Ever since I held that fuckin' girl in my arms, my entire body had started tingling and it was distracting as hell.

Her gray eyes sparkled, they fuckin' sparkled, even while it was fuckin' raining, damn it. Her nose was so fuckin' cute, twitching all the Goddamn time, and her smile - sweet Jesus her smile was fuckin' perfect.

She barely brushed the middle of my chest, she was that fuckin' tiny, but her skin was so unbelievably soft under my fingers. I knew I shouldn't have, but I couldn't help it; I grabbed her arm, and even though she had a sweater on, I could feel the suppleness of her skin, and I nearly rolled my eyes into the back of my skull when she pressed her chest against mine.

Well, okay, she ain't 'press' herself, per se, but she was so fuckin' warm, and soft, and jus' so fuckin' perfect and it was giving me a headache. Probably Edward, too, if I were bein' honest.

He growled at me, once more, and I shrugged, noncommittally, as he waltzed off to gym, with the rest of the juniors.

My emotions were on an all time high, and a small part of me was questionin' why a regular old human could get me so fired up, even though I knew the answer, deep inside, anyway. I jus' couldn't admit it to myself, let alone anyone else. Lord, how would I ever be able to live that down?

You wont, dumbass, the Major droned, Look, jus' go find your girl, and tell her what you wanna tell her.

I shoved him to the back of my mind, quickly, making sure to double up the strength behind the wall in my mind so I wouldn't have to deal wit' his horseshit right now. I was in too much of a good-fuckin'-mood to let him get me down.

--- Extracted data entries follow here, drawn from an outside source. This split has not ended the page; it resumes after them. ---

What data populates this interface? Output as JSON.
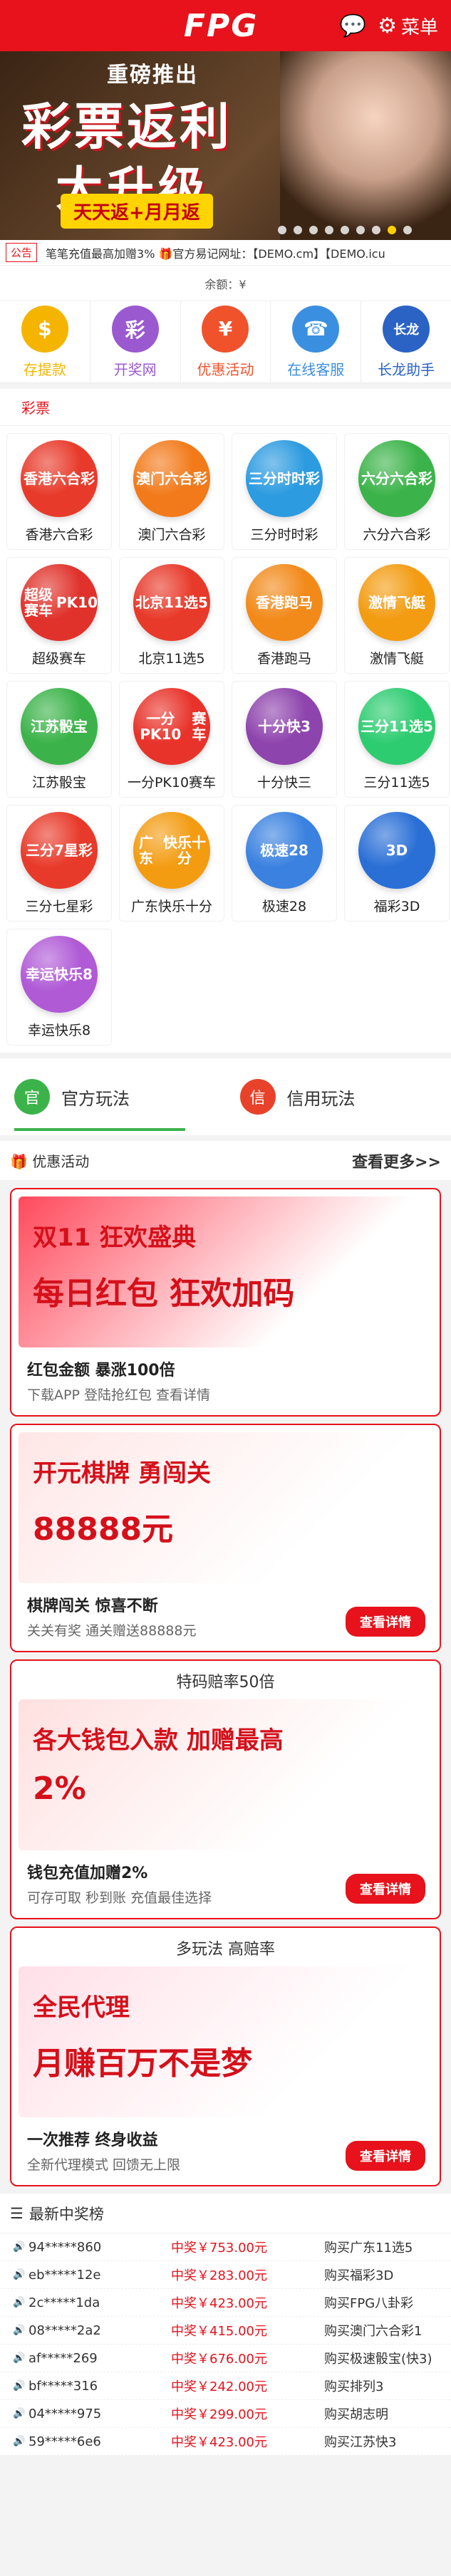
{
  "header": {
    "logo": "FPG",
    "menu_label": "菜单"
  },
  "banner": {
    "line1": "重磅推出",
    "line2": "彩票返利",
    "line3": "大升级",
    "tag": "天天返+月月返",
    "dots": 9,
    "active_dot": 7
  },
  "notice": {
    "label": "公告",
    "text": "笔笔充值最高加赠3% 🎁官方易记网址：【DEMO.cm】【DEMO.icu"
  },
  "balance": {
    "text": "余额：¥"
  },
  "quick": [
    {
      "label": "存提款",
      "icon": "wallet-icon",
      "color": "#f4b400",
      "glyph": "$"
    },
    {
      "label": "开奖网",
      "icon": "lottery-icon",
      "color": "#9b59d0",
      "glyph": "彩"
    },
    {
      "label": "优惠活动",
      "icon": "gift-icon",
      "color": "#f0522b",
      "glyph": "¥"
    },
    {
      "label": "在线客服",
      "icon": "support-icon",
      "color": "#3b8fe0",
      "glyph": "☎"
    },
    {
      "label": "长龙助手",
      "icon": "dragon-icon",
      "color": "#2a63c4",
      "glyph": "长龙"
    }
  ],
  "lottery_section": {
    "title": "彩票"
  },
  "games": [
    {
      "name": "香港六合彩",
      "ball_text": "香港\n六合彩",
      "color": "#e83a2a"
    },
    {
      "name": "澳门六合彩",
      "ball_text": "澳门\n六合彩",
      "color": "#f27a1a"
    },
    {
      "name": "三分时时彩",
      "ball_text": "三分\n时时彩",
      "color": "#2c9be0"
    },
    {
      "name": "六分六合彩",
      "ball_text": "六分\n六合彩",
      "color": "#3cb34a"
    },
    {
      "name": "超级赛车",
      "ball_text": "超级赛车\nPK10",
      "color": "#e0322b"
    },
    {
      "name": "北京11选5",
      "ball_text": "北京\n11选5",
      "color": "#e83a2a"
    },
    {
      "name": "香港跑马",
      "ball_text": "香港跑马",
      "color": "#f28a1a"
    },
    {
      "name": "激情飞艇",
      "ball_text": "激情飞艇",
      "color": "#f39c12"
    },
    {
      "name": "江苏骰宝",
      "ball_text": "江苏骰宝",
      "color": "#3cb34a"
    },
    {
      "name": "一分PK10赛车",
      "ball_text": "一分PK10\n赛车",
      "color": "#e8332a"
    },
    {
      "name": "十分快三",
      "ball_text": "十分\n快3",
      "color": "#8e44ad"
    },
    {
      "name": "三分11选5",
      "ball_text": "三分\n11选5",
      "color": "#2ecc71"
    },
    {
      "name": "三分七星彩",
      "ball_text": "三分\n7星彩",
      "color": "#e83a2a"
    },
    {
      "name": "广东快乐十分",
      "ball_text": "广东\n快乐十分",
      "color": "#f39c12"
    },
    {
      "name": "极速28",
      "ball_text": "极速28",
      "color": "#3b82e0"
    },
    {
      "name": "福彩3D",
      "ball_text": "3D",
      "color": "#2a6fd6"
    },
    {
      "name": "幸运快乐8",
      "ball_text": "幸运\n快乐8",
      "color": "#b05ad6"
    }
  ],
  "play": [
    {
      "label": "官方玩法",
      "icon": "official-icon",
      "color": "#3cb34a",
      "glyph": "官"
    },
    {
      "label": "信用玩法",
      "icon": "credit-icon",
      "color": "#e8432a",
      "glyph": "信"
    }
  ],
  "promo": {
    "title": "优惠活动",
    "more": "查看更多>>"
  },
  "cards": [
    {
      "head": "",
      "img_line1": "双11 狂欢盛典",
      "img_line2": "每日红包 狂欢加码",
      "bg": "#ff4a5c",
      "caption": "红包金额  暴涨100倍",
      "sub": "下载APP  登陆抢红包  查看详情",
      "button": ""
    },
    {
      "head": "",
      "img_line1": "开元棋牌 勇闯关",
      "img_line2": "88888元",
      "bg": "#ffe6e6",
      "caption": "棋牌闯关  惊喜不断",
      "sub": "关关有奖  通关赠送88888元",
      "button": "查看详情"
    },
    {
      "head": "特码赔率50倍",
      "img_line1": "各大钱包入款 加赠最高",
      "img_line2": "2%",
      "bg": "#ffe0e0",
      "caption": "钱包充值加赠2%",
      "sub": "可存可取  秒到账  充值最佳选择",
      "button": "查看详情"
    },
    {
      "head": "多玩法 高赔率",
      "img_line1": "全民代理",
      "img_line2": "月赚百万不是梦",
      "bg": "#ffe0e8",
      "caption": "一次推荐  终身收益",
      "sub": "全新代理模式  回馈无上限",
      "button": "查看详情"
    }
  ],
  "winners": {
    "title": "最新中奖榜",
    "rows": [
      {
        "user": "94*****860",
        "money": "中奖￥753.00元",
        "game": "购买广东11选5"
      },
      {
        "user": "eb*****12e",
        "money": "中奖￥283.00元",
        "game": "购买福彩3D"
      },
      {
        "user": "2c*****1da",
        "money": "中奖￥423.00元",
        "game": "购买FPG八卦彩"
      },
      {
        "user": "08*****2a2",
        "money": "中奖￥415.00元",
        "game": "购买澳门六合彩1"
      },
      {
        "user": "af*****269",
        "money": "中奖￥676.00元",
        "game": "购买极速骰宝(快3)"
      },
      {
        "user": "bf*****316",
        "money": "中奖￥242.00元",
        "game": "购买排列3"
      },
      {
        "user": "04*****975",
        "money": "中奖￥299.00元",
        "game": "购买胡志明"
      },
      {
        "user": "59*****6e6",
        "money": "中奖￥423.00元",
        "game": "购买江苏快3"
      }
    ]
  }
}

I walked into AP Music, knowin' full well that I was gonna do nothin' but play my guitar until I couldn't even think in anythin' but chords.

-0-

Meeting up with the rest of my family at lunch was a tremulous affair, simply because Clyde, Alice's new boyfriend, was set on edge, and it was causing me to teeter on the edge.

"What's wrong, Clyde?" Alice asked, glancing up at him, clearly because he was nearly double her size, and he sighed, cracking his knuckles, nervously, "Cam's in the nurse's office, she got hit in gym, and I jus' wanna know if she's okay."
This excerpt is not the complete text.